Canton Land Conservation Trust (Canton & Burlington)
July 28, 2018
Son has another Bouncy birthday somewhere in Canton, check.
Dad can’t wait to, um, foster his son’s independence, check.
Canton has an unhiked property, check.
Dad has will to hike it, check.
I’m a reallll sweetheart.
There are a few interesting things about Sweetheart Mountain: Its cutesy name (it sounds like a LEGO Friends set), the fact that it was a ski hill from the late 1940’s all the way until 1975 (more on that below), that it takes hikers into Burlington (which isn’t actually interesting to anyone in the world but me) and that, according to the developer on the mountain, the trails here may be/may have been expanded a bit.
The hike began inauspiciously. The main trailhead sign was overgrown. And once I got going up the trail, the my planned route along the yellow trail was… not going to happen:
I continued. There are three trails here: Yellow, Red, and Blue. I think the picture above is from some extension that never happened or will happen or did happen and was never cared for. The “real” Yellow trail is perfectly passable and quite nice.
The climb is indeed a climb, but even though this is called a mountain, it’s also in Canton, Connecticut. It’s a big hill. About halfway up it, there’s a cement tub of sorts with what I assume is a spring.
It seems like the type of spring locals collect gallons of water from, but I have no idea. I was struck by some of the trailwork here though; real stone stairs and such.
I’m not sure if they are remnants of the old ski run here or something the CLCT added. Speaking of the ski run… Via the short red loop trail I found the machinery from the top of the ski lift.
It’s kind of weird that it’s just accepted that abandoned ski area can just leave their junk in the woods. And we’re all okay with that. These “ruins” are younger than I am, so it’s not like some sort of historic record. Sweetheart Mountain isn’t alone in this at all. Moving on…
The main (yellow) trail continues upwards and into a really cool laurel, boulder, cliff, and hemlock area which I wasn’t expecting at all. The trail is poorly marked at times, but that small problem is offset by the trail’s need to hit every exposed rock face and little cliff.
It also took me into Burlington. I had mentioned earlier about how this “excited” me. And it’s true! For now I only had one or two more little things to do in Burlington for CTMQ before “completing” the town!
I came upon a fence up on town of the hill and an area for hunting. Because chain link fences always work. The weirdest part about this fencing is that I think the one view from Sweetheart is on the other side of it. But I’m not sure. I poked around a bit and found myself walking a trail towards the McMansions that were recently built up here.
There I am in the woods… it’s pretty cool that there is a connecting trail that (I assume) goes through those trees to the road. And it appeared to be fairly well used as well.
Back down and around the yellow loop through a ton of ferns and mushrooms – this has been a very wet summer – and onto the Blue loop trail.

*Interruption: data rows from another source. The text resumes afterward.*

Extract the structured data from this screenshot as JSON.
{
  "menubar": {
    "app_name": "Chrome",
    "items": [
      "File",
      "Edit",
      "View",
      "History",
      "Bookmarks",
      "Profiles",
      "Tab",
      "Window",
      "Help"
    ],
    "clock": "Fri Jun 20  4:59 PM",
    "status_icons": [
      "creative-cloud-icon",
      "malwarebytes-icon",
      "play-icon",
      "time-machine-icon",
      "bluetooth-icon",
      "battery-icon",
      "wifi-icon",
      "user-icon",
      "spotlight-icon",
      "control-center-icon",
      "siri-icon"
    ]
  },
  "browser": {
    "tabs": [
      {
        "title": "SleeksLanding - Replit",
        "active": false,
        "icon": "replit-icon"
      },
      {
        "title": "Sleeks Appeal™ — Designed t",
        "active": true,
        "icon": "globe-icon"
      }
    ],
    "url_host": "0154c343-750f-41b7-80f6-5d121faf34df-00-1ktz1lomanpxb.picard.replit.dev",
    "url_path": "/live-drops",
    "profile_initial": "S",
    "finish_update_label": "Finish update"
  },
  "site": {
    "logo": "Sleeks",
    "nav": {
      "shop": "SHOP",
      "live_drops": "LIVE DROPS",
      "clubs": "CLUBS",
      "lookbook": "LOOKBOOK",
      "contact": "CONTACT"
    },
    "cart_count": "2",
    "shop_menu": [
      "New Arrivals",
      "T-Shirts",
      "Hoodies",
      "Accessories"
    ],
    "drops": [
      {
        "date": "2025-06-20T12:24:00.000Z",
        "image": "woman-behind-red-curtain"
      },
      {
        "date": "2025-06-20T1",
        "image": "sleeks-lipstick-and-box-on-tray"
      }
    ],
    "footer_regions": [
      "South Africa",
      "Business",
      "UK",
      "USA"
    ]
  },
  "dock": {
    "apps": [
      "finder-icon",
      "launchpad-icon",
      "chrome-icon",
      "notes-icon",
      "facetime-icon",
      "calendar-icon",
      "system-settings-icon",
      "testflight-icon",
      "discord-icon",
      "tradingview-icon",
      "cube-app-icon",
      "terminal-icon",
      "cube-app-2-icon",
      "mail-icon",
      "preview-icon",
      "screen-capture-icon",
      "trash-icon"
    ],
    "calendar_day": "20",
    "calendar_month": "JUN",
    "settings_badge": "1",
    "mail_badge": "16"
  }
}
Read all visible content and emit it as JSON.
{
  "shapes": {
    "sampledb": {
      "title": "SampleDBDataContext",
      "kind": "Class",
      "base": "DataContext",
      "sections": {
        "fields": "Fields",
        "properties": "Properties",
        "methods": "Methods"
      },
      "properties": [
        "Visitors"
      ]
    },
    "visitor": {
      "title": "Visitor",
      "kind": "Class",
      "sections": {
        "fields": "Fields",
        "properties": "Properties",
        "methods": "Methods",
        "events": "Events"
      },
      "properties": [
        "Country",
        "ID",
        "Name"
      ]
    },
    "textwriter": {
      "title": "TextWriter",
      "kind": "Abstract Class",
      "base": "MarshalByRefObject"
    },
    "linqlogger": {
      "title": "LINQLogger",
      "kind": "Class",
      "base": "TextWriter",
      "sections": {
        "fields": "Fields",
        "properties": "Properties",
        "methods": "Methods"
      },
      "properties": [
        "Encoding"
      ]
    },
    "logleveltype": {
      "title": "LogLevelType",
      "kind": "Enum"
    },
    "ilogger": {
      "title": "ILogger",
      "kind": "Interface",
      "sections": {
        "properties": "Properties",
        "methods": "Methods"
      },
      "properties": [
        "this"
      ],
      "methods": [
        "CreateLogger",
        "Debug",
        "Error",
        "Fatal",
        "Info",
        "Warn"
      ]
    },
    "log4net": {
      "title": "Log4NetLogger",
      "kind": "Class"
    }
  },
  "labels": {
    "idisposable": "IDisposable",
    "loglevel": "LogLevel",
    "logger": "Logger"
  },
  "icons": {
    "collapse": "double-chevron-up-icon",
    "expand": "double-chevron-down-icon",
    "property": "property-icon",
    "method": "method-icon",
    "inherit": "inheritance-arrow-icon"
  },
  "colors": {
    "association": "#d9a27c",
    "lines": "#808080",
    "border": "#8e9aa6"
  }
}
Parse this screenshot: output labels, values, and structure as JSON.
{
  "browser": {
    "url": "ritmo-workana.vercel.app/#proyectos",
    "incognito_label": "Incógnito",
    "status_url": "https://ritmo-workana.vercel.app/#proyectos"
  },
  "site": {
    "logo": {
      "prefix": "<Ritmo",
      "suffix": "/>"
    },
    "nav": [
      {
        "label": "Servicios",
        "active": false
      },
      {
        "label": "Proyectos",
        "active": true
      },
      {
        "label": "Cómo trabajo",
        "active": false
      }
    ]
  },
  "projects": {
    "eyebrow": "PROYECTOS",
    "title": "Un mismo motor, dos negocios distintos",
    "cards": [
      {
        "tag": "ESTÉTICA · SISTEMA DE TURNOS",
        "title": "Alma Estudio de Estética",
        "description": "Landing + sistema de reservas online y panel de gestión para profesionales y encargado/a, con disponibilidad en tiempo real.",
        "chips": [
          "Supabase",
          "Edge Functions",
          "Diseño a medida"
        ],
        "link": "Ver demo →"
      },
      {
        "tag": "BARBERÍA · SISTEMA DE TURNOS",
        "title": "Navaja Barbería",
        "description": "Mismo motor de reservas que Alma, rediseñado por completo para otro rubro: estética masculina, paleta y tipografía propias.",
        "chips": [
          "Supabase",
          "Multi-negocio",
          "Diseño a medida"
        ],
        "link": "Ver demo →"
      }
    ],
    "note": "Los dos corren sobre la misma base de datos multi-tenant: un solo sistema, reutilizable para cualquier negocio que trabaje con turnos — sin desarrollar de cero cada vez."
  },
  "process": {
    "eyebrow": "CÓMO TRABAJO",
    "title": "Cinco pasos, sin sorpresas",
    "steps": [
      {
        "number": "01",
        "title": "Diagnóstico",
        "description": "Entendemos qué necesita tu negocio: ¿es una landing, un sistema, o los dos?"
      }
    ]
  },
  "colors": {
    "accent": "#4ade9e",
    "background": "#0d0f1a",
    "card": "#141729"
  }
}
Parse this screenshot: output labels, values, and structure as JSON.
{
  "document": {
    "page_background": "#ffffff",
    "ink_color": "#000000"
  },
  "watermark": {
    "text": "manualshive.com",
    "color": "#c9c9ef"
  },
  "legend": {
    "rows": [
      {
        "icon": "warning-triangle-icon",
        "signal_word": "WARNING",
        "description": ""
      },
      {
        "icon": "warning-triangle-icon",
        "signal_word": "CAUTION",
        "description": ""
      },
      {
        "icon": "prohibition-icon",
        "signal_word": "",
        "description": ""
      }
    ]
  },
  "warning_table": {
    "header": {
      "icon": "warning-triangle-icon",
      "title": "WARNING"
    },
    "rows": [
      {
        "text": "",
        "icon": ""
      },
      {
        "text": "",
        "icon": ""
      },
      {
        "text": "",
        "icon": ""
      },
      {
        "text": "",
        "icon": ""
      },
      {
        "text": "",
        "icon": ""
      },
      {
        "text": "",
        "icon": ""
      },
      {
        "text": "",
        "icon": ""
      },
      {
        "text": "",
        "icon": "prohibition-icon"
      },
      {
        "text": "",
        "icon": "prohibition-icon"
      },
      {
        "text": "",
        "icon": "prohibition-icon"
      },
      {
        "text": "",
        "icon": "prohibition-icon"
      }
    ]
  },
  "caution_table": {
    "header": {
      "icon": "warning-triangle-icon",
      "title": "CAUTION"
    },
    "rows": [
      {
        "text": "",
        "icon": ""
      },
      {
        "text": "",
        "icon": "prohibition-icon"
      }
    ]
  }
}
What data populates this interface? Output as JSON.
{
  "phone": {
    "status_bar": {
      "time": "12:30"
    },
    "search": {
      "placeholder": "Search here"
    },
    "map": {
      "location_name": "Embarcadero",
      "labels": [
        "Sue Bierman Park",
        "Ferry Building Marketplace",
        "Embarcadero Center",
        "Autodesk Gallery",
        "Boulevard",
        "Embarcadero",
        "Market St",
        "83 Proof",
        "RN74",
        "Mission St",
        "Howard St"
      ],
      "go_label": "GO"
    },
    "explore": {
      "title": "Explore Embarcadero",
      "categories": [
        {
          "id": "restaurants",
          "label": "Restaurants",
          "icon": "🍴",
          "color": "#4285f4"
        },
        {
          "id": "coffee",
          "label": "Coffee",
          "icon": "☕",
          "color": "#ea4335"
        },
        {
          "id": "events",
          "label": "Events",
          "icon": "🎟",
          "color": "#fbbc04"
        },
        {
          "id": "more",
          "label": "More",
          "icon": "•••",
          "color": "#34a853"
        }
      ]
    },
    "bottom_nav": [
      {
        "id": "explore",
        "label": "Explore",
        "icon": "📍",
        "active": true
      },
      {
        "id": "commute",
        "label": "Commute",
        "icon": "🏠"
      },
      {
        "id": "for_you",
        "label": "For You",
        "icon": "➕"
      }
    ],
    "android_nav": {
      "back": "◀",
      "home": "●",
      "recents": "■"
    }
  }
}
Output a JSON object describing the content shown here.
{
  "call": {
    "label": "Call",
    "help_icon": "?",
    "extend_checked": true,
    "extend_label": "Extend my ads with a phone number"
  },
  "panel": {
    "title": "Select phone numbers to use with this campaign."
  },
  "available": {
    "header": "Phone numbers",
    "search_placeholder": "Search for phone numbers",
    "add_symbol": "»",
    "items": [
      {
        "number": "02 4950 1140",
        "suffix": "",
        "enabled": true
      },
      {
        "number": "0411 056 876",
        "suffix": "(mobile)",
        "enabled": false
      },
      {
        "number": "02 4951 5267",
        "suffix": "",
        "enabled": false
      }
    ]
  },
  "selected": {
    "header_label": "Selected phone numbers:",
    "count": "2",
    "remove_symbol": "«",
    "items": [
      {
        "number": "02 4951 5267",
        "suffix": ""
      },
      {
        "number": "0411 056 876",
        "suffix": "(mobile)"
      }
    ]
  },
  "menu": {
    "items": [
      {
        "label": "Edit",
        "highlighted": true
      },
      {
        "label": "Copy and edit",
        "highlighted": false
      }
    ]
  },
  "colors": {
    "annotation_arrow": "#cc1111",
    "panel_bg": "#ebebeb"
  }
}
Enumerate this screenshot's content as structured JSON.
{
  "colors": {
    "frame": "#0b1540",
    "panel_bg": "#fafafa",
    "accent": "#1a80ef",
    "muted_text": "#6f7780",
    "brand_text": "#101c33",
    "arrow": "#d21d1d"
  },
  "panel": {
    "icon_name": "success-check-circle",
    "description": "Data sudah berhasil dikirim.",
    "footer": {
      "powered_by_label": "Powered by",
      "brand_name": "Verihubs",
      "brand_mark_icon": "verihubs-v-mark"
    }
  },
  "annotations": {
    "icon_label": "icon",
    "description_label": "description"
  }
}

More ferns. More mushrooms. More giant houses. As I neared completion, I could sort of see more trails, or at least ideas for trails, as mentioned in that link at the top of this page. I have no idea what, if anything, will happen here but my guess is nothing.
Well, maybe they’ll build more houses.
But really, that’s fine. As I made my way back to the Yellow trail, I crossed over what would have been the old ski run and…
A view! A rather pretty one, too. The “downtown” Collinsville section of Canton, the Farmington River… Not the view from the top I’d read about, but good enough for me.
If you plan to hike Sweetheart Mountain, just be aware of your general direction, as blazes aren’t the best near the top. And then there are the blazes to nowhere. Just go and have fun; you’ll be fine.